Posted by Bob Keller
on Thursday, May 21, 2020

The Tide plant features two large storage tanks as well and two additional deck level above the roof.
 

Clean up your town: The no. 279-5518 Tide soap factory by Menards ($99.99)

One thing the arrival of the Menards building line has done is greatly expand our ideas of what a train town will look like. Skyscrapers, parking garages, strip shopping centers and major industrial buildings such as Pepsi and Morton’s Salt structures. Even nuclear power and sauerkraut plants have a place on the train table!

The Tide factory is a structure with a mission I didn’t anticipate: Laundry soap.  I have no idea how it is actually made, but I suspect there must be a big tank involved for filling all those little soap pods!

The building easily fits into a 12x11-inch space. It packs a lot of detailing in the small space – crossed structural support beams, plates with steel rivets, yellow safety railings, ladders, and pipes galore around the tanks. The front has two bold yellow orange and white Tide logos.

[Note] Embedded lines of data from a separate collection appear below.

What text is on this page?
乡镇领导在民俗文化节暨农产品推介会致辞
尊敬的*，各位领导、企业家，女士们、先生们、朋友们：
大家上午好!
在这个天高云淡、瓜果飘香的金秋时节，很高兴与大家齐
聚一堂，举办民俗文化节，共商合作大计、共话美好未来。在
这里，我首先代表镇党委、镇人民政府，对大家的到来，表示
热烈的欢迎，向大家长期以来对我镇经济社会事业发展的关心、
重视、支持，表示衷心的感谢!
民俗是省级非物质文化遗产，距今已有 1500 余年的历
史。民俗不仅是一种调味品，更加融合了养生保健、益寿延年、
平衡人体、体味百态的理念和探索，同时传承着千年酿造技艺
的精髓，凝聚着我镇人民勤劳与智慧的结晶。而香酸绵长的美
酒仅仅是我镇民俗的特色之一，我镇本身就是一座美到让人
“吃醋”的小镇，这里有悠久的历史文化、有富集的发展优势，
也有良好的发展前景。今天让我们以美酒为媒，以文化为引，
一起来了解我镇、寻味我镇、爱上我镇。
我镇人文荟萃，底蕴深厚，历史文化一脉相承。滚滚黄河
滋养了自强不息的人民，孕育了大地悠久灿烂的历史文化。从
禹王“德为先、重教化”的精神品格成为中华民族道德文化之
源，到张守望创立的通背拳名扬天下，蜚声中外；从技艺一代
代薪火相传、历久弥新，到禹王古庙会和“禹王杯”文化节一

Up top are two levels of decking and smaller storage tank with piping that runs from a larger tank, down into the structure.

Just above the run-through, you’ll find Tide signage on each end. These are nifty animated lights that follow through a sequence of illuminating the letters. While you can clearly see them in normal lighting, they look amazing in darker settings.

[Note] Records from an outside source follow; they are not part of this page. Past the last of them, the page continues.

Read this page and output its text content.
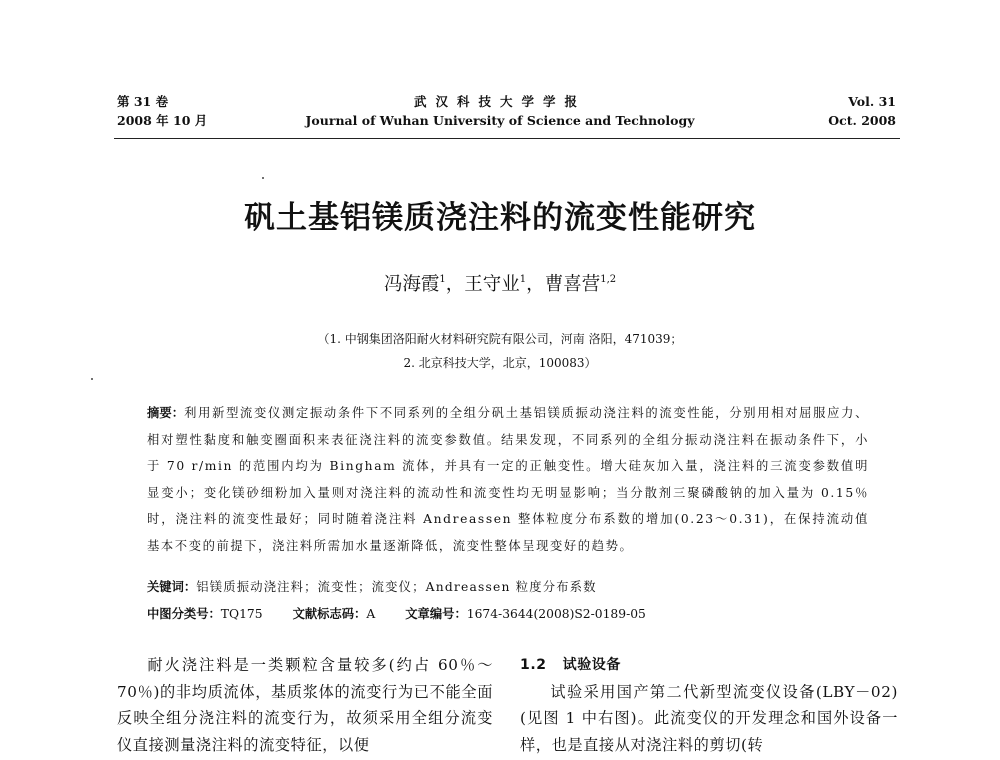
第 31 卷
2008 年 10 月
武汉科技大学学报
Journal of Wuhan University of Science and Technology
Vol. 31
Oct. 2008
矾土基铝镁质浇注料的流变性能研究
冯海霞$^1$，王守业$^1$，曹喜营$^{1,2}$
（1. 中钢集团洛阳耐火材料研究院有限公司，河南 洛阳，471039；
2. 北京科技大学，北京，100083）
摘要：利用新型流变仪测定振动条件下不同系列的全组分矾土基铝镁质振动浇注料的流变性能，分别用相对屈服应力、相对塑性黏度和触变圈面积来表征浇注料的流变参数值。结果发现，不同系列的全组分振动浇注料在振动条件下，小于 70 r/min 的范围内均为 Bingham 流体，并具有一定的正触变性。增大硅灰加入量，浇注料的三流变参数值明显变小；变化镁砂细粉加入量则对浇注料的流动性和流变性均无明显影响；当分散剂三聚磷酸钠的加入量为 0.15％时，浇注料的流变性最好；同时随着浇注料 Andreassen 整体粒度分布系数的增加(0.23～0.31)，在保持流动值基本不变的前提下，浇注料所需加水量逐渐降低，流变性整体呈现变好的趋势。
关键词：铝镁质振动浇注料；流变性；流变仪；Andreassen 粒度分布系数
中图分类号：TQ175 文献标志码：A 文章编号：1674-3644(2008)S2-0189-05

耐火浇注料是一类颗粒含量较多(约占 60％～70％)的非均质流体，基质浆体的流变行为已不能全面反映全组分浇注料的流变行为，故须采用全组分流变仪直接测量浇注料的流变特征，以便

1.2 试验设备

试验采用国产第二代新型流变仪设备(LBY－02)(见图 1 中右图)。此流变仪的开发理念和国外设备一样，也是直接从对浇注料的剪切(转
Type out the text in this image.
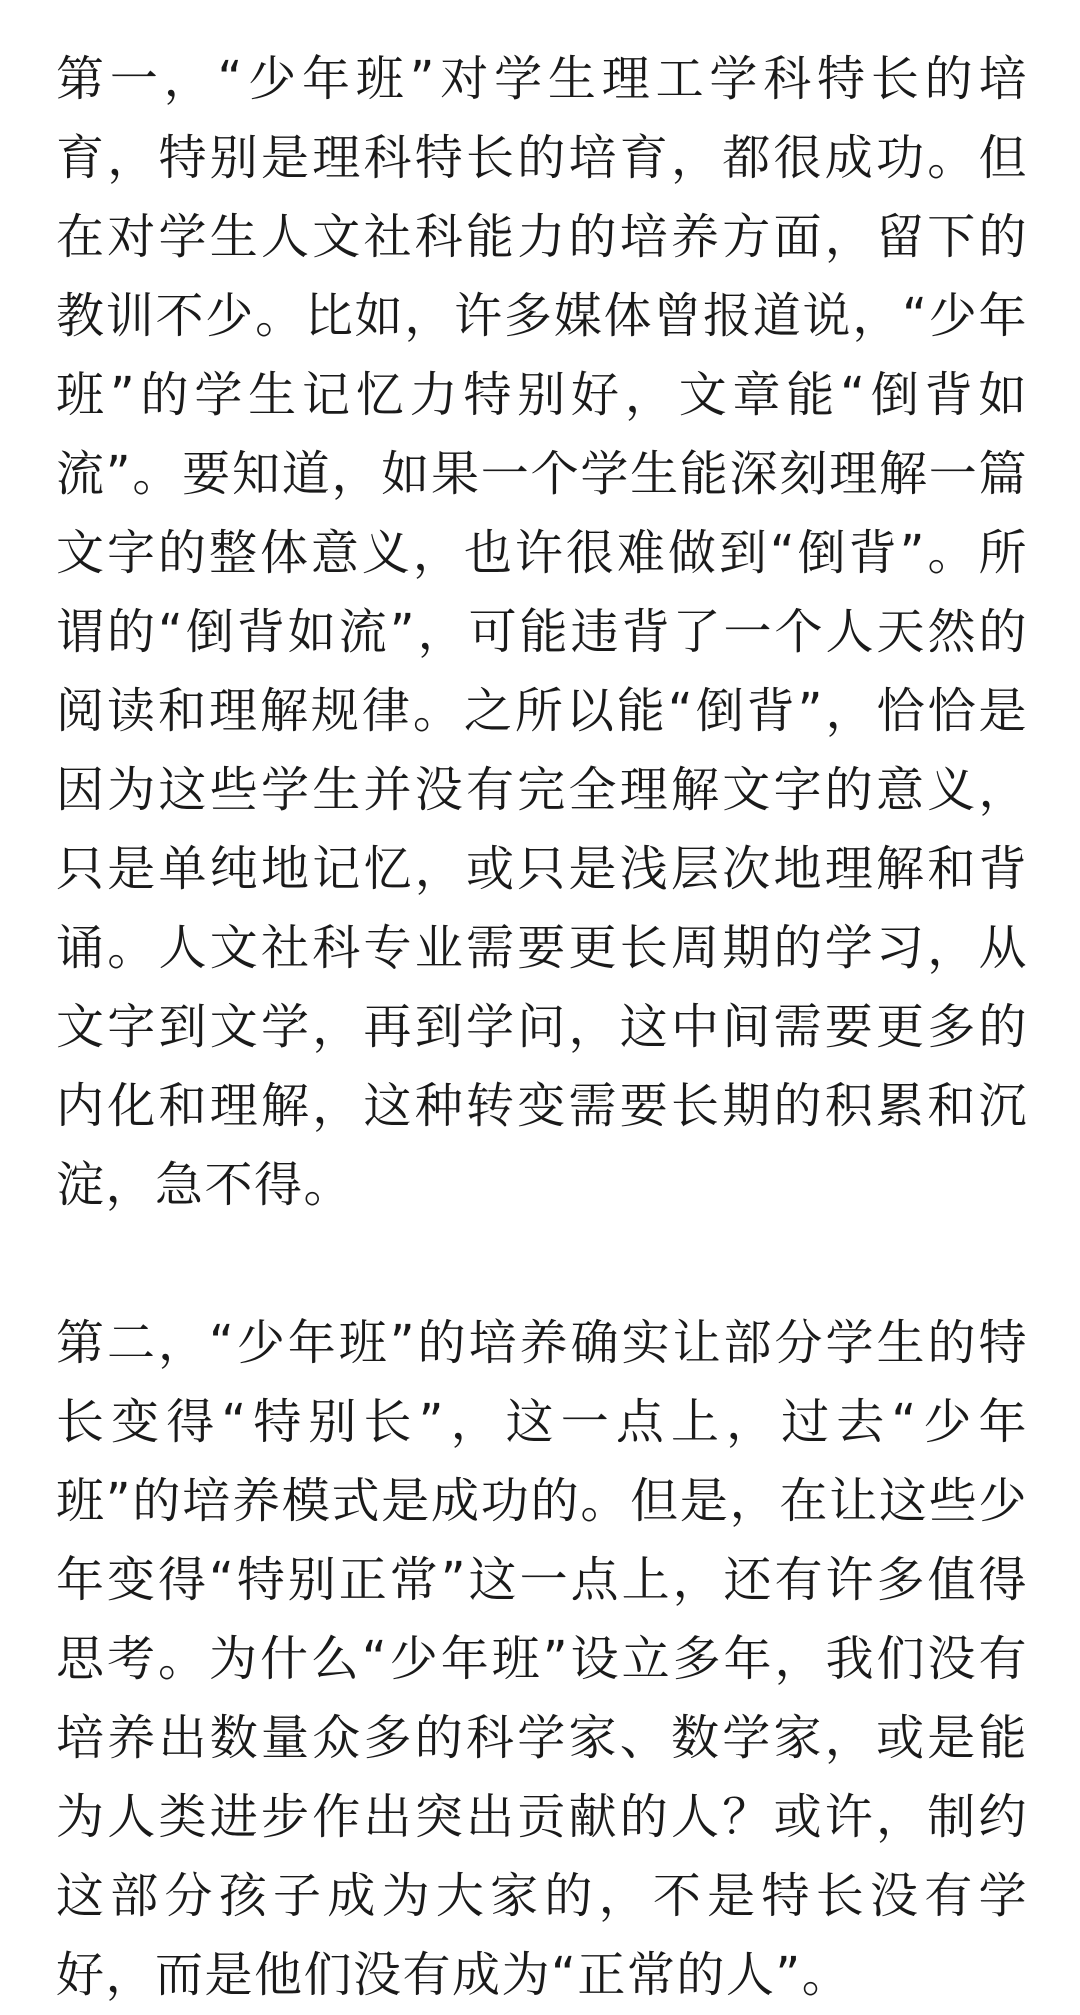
第一，“少年班”对学生理工学科特长的培育，特别是理科特长的培育，都很成功。但在对学生人文社科能力的培养方面，留下的教训不少。比如，许多媒体曾报道说，“少年班”的学生记忆力特别好，文章能“倒背如流”。要知道，如果一个学生能深刻理解一篇文字的整体意义，也许很难做到“倒背”。所谓的“倒背如流”，可能违背了一个人天然的阅读和理解规律。之所以能“倒背”，恰恰是因为这些学生并没有完全理解文字的意义，只是单纯地记忆，或只是浅层次地理解和背诵。人文社科专业需要更长周期的学习，从文字到文学，再到学问，这中间需要更多的内化和理解，这种转变需要长期的积累和沉淀，急不得。

第二，“少年班”的培养确实让部分学生的特长变得“特别长”，这一点上，过去“少年班”的培养模式是成功的。但是，在让这些少年变得“特别正常”这一点上，还有许多值得思考。为什么“少年班”设立多年，我们没有培养出数量众多的科学家、数学家，或是能为人类进步作出突出贡献的人？或许，制约这部分孩子成为大家的，不是特长没有学好，而是他们没有成为“正常的人”。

I’ve been pondering where else you might be able to use this. You would have to change the signage, but I can see this being co-located with the Pepsi factory or even the nuke plant (Gotta store that radioactive water somewhere, right?) Heck, even setting it behind the Sprecher Brewery would certainly boost the amount of soda pop they could make each day.

The Tide factory looks good as-is, but for lighting and the flashing Tide logos you’ll need a Menards Plug & Play 4.5 volt power supply, sold separately. 

This is a unique building with a compact space requirement. It is also safe to say, nobody else in O gauge has made a building for keeping your duds clean!  Go to WWW.Menards.com/Trains for more information. Don’t forget to opt for free sipping to your local Menards store!

The factory may be gray in color, but safety yellow, orange vests, and green grass liven the scene.

Up top, the tanks have LED warning lights and an additional storage tank (right).

The run through insert has truck loading dock decoration on each side. Remove them and traditional or more scale-like cars fit right in.

The second level is illuminated and up top flashing red lights are mounted atop the tanks.

The signage has a neat sequence illuminating the letters.

The ring goes first.

T and then I.

TID...

TIDE.

The sign looks good in normal lighting. But philosophically, what cars should be here? Boxcars or tankers???